Industry leaders gather in North Carolina to focus on environmentally responsible development of nanotechnology

(Nanowerk News) The Research Triangle Environmental Health Collaborative (The Collaborative) will gather 150 experts from around the nation at its second annual environmental health summit on October 8-9, 2009. The summit will be held at the North Carolina Biotechnology Center in North Carolina’s Research Triangle Park and focus on Environmentally Responsible Development of Nanotechnology.
The Triangle’s “Nano Metro” ranking is based largely on the number of companies and universities investigating nanotechnology, including Duke University’s Center for the Environmental Implications of NanoTechnlogy (CEINT), North Carolina State University’s Nanotechnology Initiative and UNC-Chapel Hill’s Carolina Center of Cancer Nanotechnology Excellence, as well as numerous other nanotech programs. Private companies located in the region like Liquidia are developing ways to use nanoparticles to better deliver cancer drugs. The global market for nanotech goods is expected to grow from about $147 billion in 2007 to $3.1 trillion in 2015, according to Lux Research.

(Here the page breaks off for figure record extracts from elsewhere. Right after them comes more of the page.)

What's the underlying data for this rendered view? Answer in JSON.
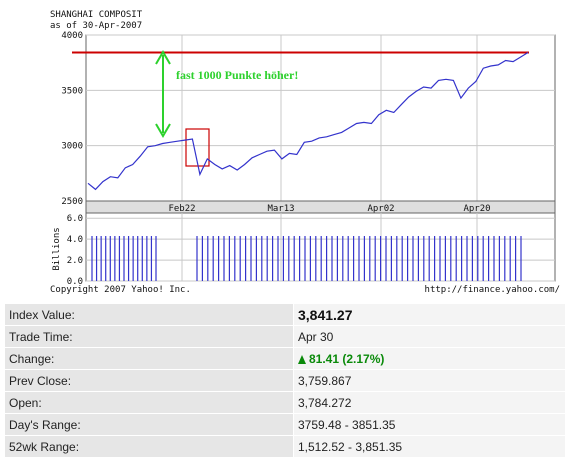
{
  "chart_data": [
    {
      "type": "line",
      "title": "SHANGHAI COMPOSIT",
      "subtitle": "as of 30-Apr-2007",
      "x_ticks": [
        "Feb22",
        "Mar13",
        "Apr02",
        "Apr20"
      ],
      "y_ticks": [
        "4000",
        "3500",
        "3000",
        "2500"
      ],
      "ylim": [
        2500,
        4000
      ],
      "grid": true,
      "series": [
        {
          "x": [
            0,
            1,
            2,
            3,
            4,
            5,
            6,
            7,
            8,
            9,
            10,
            11,
            12,
            13,
            14,
            15,
            16,
            17,
            18,
            19,
            20,
            21,
            22,
            23,
            24,
            25,
            26,
            27,
            28,
            29,
            30,
            31,
            32,
            33,
            34,
            35,
            36,
            37,
            38,
            39,
            40,
            41,
            42,
            43,
            44,
            45,
            46,
            47,
            48,
            49,
            50,
            51,
            52,
            53,
            54,
            55,
            56,
            57,
            58,
            59
          ],
          "values": [
            2660,
            2605,
            2675,
            2720,
            2710,
            2800,
            2830,
            2905,
            2990,
            3000,
            3020,
            3030,
            3040,
            3050,
            3060,
            2740,
            2880,
            2830,
            2790,
            2820,
            2780,
            2830,
            2890,
            2920,
            2950,
            2960,
            2880,
            2930,
            2920,
            3030,
            3040,
            3070,
            3080,
            3100,
            3120,
            3160,
            3200,
            3210,
            3200,
            3280,
            3320,
            3300,
            3370,
            3440,
            3490,
            3530,
            3520,
            3590,
            3600,
            3590,
            3430,
            3520,
            3580,
            3700,
            3720,
            3730,
            3770,
            3760,
            3800,
            3842
          ]
        }
      ],
      "annotation": "fast 1000 Punkte höher!",
      "reference_level": 3842
    },
    {
      "type": "bar",
      "ylabel": "Billions",
      "y_ticks": [
        "6.0",
        "4.0",
        "2.0",
        "0.0"
      ],
      "ylim": [
        0,
        6.5
      ],
      "values": [
        4.3,
        4.3,
        4.3,
        4.3,
        4.3,
        4.3,
        4.3,
        4.3,
        4.3,
        4.3,
        4.3,
        4.3,
        4.3,
        4.3,
        4.3,
        4.3,
        4.3,
        4.3,
        4.3,
        4.3,
        4.3,
        4.3,
        4.3,
        4.3,
        4.3,
        4.3,
        4.3,
        4.3,
        4.3,
        4.3,
        4.3,
        4.3,
        4.3,
        4.3,
        4.3,
        4.3,
        4.3,
        4.3,
        4.3,
        4.3,
        4.3,
        4.3,
        4.3,
        4.3,
        4.3,
        4.3,
        4.3,
        4.3,
        4.3,
        4.3,
        4.3,
        4.3,
        4.3,
        4.3,
        4.3,
        4.3,
        4.3,
        4.3,
        4.3,
        4.3,
        4.3,
        4.3,
        4.3,
        4.3,
        4.3,
        4.3,
        4.3,
        4.3,
        4.3,
        4.3,
        4.3,
        4.3,
        4.3,
        4.3,
        4.3,
        4.3
      ]
    }
  ],
  "footer": {
    "copyright": "Copyright 2007 Yahoo! Inc.",
    "url": "http://finance.yahoo.com/"
  },
  "stats": [
    {
      "label": "Index Value:",
      "value": "3,841.27"
    },
    {
      "label": "Trade Time:",
      "value": "Apr 30"
    },
    {
      "label": "Change:",
      "value": "81.41 (2.17%)"
    },
    {
      "label": "Prev Close:",
      "value": "3,759.867"
    },
    {
      "label": "Open:",
      "value": "3,784.272"
    },
    {
      "label": "Day's Range:",
      "value": "3759.48 - 3851.35"
    },
    {
      "label": "52wk Range:",
      "value": "1,512.52 - 3,851.35"
    }
  ],
  "colors": {
    "price_line": "#3333cc",
    "reference_line": "#cc0000",
    "annotation": "#2dd12d",
    "highlight_box": "#cc0000",
    "volume_bar": "#3333cc",
    "change_up": "#0a8a0a"
  },
  "icons": {
    "change": "up-arrow-icon"
  }
}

This year’s summit will feature a broad and experienced group of participants representing wide areas of expertise and diverse views from their leadership in Federal, State, and local governments; academia, industry, and public interest organizations.
“The Research Triangle region has become the epicenter for contemporary thinking about environmental health, and the Collaborative provides a neutral forum to host candid discussions and to provide advice on the most significant issues facing environmental health and related public policy,” said Collaborative chairman Ken Olden, former director of the National Institute of Environmental Health Sciences. “There are still many unknowns about the environmental impact of nanotechnology locally, as well as around the world, and we have many experts in our region focused on various solutions.”

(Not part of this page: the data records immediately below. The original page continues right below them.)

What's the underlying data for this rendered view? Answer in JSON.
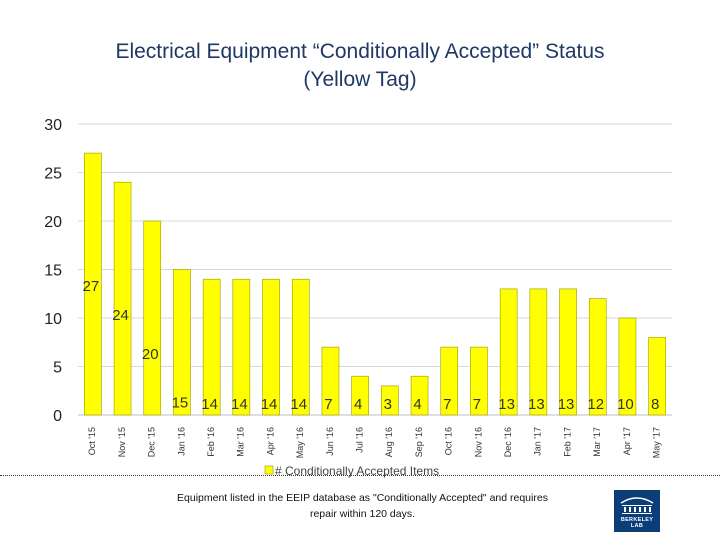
{
  "slide": {
    "title_line1": "Electrical Equipment “Conditionally Accepted” Status",
    "title_line2": "(Yellow Tag)",
    "footer_line1": "Equipment listed in the EEIP database as \"Conditionally Accepted\" and requires",
    "footer_line2": "repair within 120 days.",
    "logo_text": "BERKELEY LAB"
  },
  "colors": {
    "bar_fill": "#ffff00",
    "bar_stroke": "#9a9a00",
    "grid": "#d9d9d9",
    "title": "#1f3864",
    "logo_bg": "#0b3d78"
  },
  "chart_data": {
    "type": "bar",
    "title": "",
    "xlabel": "",
    "ylabel": "",
    "ylim": [
      0,
      30
    ],
    "yticks": [
      0,
      5,
      10,
      15,
      20,
      25,
      30
    ],
    "grid": true,
    "legend_position": "bottom",
    "categories": [
      "Oct '15",
      "Nov '15",
      "Dec '15",
      "Jan '16",
      "Feb '16",
      "Mar '16",
      "Apr '16",
      "May '16",
      "Jun '16",
      "Jul '16",
      "Aug '16",
      "Sep '16",
      "Oct '16",
      "Nov '16",
      "Dec '16",
      "Jan '17",
      "Feb '17",
      "Mar '17",
      "Apr '17",
      "May '17"
    ],
    "series": [
      {
        "name": "# Conditionally Accepted Items",
        "values": [
          27,
          24,
          20,
          15,
          14,
          14,
          14,
          14,
          7,
          4,
          3,
          4,
          7,
          7,
          13,
          13,
          13,
          12,
          10,
          8
        ]
      }
    ]
  }
}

This is the second summit presented by The Collaborative, and will identify critical issues in nano-enabled product development and manufacturing and explore the nanomanufacturing landscape; so that businesses can overcome barriers to success related to environmental/occupational health concerns. The outcome of this meeting will be a guidance document to highlight these critical issues and provide business and policymakers with recommendations about how to successfully address them.
Mark Wiesner (Duke’s CEINT) will kick off the two-day event outlining various nanotechnology challenges, followed by keynotes from Chad Holliday (Chairman of the Board and former CEO of DuPont, Inc.) offering the industry perspective, Joe DeSimone (UNC-Chapel Hill/NCSU/Liquidia) explaining a bench to market process and Jo Anne Shatkin (CLF Ventures) presenting the life cycle approach to risk analysis.

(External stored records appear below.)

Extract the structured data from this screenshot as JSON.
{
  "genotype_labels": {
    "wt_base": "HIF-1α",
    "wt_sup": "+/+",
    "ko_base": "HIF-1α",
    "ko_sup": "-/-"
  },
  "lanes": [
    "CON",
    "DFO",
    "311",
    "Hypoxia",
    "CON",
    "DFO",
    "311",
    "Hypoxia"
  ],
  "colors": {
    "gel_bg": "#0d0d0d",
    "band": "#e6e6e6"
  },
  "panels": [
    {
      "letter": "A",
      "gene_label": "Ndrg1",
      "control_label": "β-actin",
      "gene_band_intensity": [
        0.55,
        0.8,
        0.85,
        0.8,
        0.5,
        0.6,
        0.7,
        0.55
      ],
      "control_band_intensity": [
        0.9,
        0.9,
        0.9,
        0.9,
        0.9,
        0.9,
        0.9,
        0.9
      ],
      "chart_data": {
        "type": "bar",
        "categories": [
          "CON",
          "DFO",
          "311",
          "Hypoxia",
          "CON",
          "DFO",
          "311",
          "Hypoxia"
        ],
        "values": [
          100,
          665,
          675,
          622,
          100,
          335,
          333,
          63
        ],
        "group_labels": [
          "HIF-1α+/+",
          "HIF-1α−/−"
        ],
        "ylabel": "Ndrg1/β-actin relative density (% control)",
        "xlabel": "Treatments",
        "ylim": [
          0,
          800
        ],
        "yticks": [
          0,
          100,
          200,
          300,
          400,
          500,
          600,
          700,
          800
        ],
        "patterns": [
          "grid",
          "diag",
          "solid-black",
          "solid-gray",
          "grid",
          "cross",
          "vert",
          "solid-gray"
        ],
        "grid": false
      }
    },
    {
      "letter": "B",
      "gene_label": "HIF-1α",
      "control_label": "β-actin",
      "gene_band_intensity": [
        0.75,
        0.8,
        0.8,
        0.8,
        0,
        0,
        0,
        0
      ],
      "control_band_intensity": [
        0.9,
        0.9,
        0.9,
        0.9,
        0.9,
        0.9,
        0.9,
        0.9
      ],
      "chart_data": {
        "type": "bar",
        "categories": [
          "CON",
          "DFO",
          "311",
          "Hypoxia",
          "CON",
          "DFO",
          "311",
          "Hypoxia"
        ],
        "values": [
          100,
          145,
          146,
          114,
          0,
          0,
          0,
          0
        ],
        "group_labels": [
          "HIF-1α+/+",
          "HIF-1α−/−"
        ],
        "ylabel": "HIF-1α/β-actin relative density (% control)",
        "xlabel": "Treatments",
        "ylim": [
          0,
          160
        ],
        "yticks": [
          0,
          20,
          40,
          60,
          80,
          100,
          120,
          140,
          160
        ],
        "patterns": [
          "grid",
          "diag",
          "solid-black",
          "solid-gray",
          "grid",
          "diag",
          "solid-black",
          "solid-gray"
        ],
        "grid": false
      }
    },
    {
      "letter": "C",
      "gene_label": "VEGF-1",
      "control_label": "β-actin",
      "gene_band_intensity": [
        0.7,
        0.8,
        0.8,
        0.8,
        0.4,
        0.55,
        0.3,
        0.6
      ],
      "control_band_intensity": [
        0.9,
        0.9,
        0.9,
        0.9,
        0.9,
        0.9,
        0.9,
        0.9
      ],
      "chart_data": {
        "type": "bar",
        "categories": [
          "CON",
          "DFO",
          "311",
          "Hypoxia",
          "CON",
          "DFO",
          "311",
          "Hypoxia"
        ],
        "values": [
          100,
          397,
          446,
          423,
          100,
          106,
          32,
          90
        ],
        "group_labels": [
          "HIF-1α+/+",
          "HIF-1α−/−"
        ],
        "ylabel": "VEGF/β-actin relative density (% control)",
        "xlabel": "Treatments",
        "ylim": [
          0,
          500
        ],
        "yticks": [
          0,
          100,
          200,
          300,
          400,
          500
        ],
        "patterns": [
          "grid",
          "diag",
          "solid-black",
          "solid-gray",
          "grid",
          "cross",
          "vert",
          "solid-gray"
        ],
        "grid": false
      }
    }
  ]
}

James Bonner (NCSU), Brad Brooks (IBM), Jie Liu (Duke) and Gregory Parson (NCSU) will lead a work group about Nanomaterials Fabrication.
Lynn L. Bergeson (Bergeson & Campbell), Jurron Bradley (Lux Research), Nancy A. Monteiro-Riviere (NCSU) and Michele Ostraat (RTI International) will discuss Nanomaterials Integration into Products.
Steve Beaulieu (RTI International), David Berube (NCSU), Stephen Klaine (Clemson University) and Nigel Walker (National Institute of Environmental Health Sciences) will talk about Nanomaterials Disposal and End of Life Issues.
About the Research Triangle Environmental Health Collaborative
The Research Triangle area of North Carolina (The Collaborative) is unique with respect to the number of world-class organizations focused on environmental health research and policy and has become the epicenter of contemporary thinking about environmental health. The Collaborative is a non-profit organization supporting a united environmental health resource that connects organizations and institutions; links research and policy; and joins government, academia, industry, and public interest groups to mutually consider, discuss and debate the future of environmental health on a regional, national and international level. It provides a neutral forum to host candid discussions and to provide advice on the most significant issues facing environmental health and related public policy.